Somehow I think this should be simple, but true understanding eludes me.  I need to figure out what portion of sodium bisulfite and sodium metabisulfite ends up as sulfur dioxide in solution.  I've seen statements that it's 66%, but how is that calculated?  I'm tweaking a sulfur dioxide titration method designed for corn syrup for steep water and I can't assess the effectiveness of the method if I don't know what the results should be for any standards I make up.  Any help is much appreciated.
Thanks.
-LL

[Borek]

You must find out chemistry behind - try to write reaction equations.

[lablackey]

OKay here's what I have.

Sodium metabisulfite: Na₂S₂O₅ + H₂O = 2NaHSO₃ (sodium bisulfite)

And sodium bisulfite: NaHSO₃ + H₂O = H₂SO₃ (sulfurous acid)

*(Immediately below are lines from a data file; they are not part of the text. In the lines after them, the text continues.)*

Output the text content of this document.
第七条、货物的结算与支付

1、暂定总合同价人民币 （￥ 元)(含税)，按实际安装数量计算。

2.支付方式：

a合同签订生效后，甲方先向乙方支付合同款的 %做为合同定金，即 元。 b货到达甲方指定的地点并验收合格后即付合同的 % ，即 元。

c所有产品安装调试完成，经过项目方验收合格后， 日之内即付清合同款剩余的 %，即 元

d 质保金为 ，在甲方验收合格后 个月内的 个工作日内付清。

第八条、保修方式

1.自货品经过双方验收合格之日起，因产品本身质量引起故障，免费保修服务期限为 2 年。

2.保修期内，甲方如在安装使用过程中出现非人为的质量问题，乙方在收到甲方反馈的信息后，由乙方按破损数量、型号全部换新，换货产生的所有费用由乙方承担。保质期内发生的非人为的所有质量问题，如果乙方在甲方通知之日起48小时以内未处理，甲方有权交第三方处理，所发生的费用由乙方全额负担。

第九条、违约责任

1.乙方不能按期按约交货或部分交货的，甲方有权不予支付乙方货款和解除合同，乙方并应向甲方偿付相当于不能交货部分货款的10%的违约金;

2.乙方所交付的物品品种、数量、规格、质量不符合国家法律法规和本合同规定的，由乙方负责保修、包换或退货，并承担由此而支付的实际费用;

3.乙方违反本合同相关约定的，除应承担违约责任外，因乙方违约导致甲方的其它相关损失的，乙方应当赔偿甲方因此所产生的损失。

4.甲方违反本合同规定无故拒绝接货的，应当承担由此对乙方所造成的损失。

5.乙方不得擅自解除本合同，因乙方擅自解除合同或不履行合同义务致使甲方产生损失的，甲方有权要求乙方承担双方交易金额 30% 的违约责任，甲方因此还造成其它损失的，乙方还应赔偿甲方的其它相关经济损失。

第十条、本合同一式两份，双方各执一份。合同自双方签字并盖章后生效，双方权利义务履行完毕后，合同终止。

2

Meanwhile, in water sulfur dioxide: SO₂ + H₂O =
H₂SO₃

The formula weight of sodium bisulfite is 104.17; sodium metabisulfite is 190.1; and sulfur dioxide is 64

If i start out with 10grams of sodium bisulfite that's 0.096 moles and 1 mole of bisulfite produces 1 mole of sulfurous acid, same as sulfur dioxide, which is 64g/mole so the equivalent of 6.14g SO₂.
Which is 61.44% of the bisulfite I weighed out. 
Yes?

Following the same calculations, 10 grams of metabisulfite is 0.053 moles, but one mole of metabisulfite produces two moles of bisulfite which goes one to one with sulfurous acid, equivalent to 1 mole SO₂ = 6.733 grams or 67.33% of the original weight.

Does this make sense? 

-LL

[Borek]

Using EBAS I got 61.56% and 67.40% respectively, so almost identical results.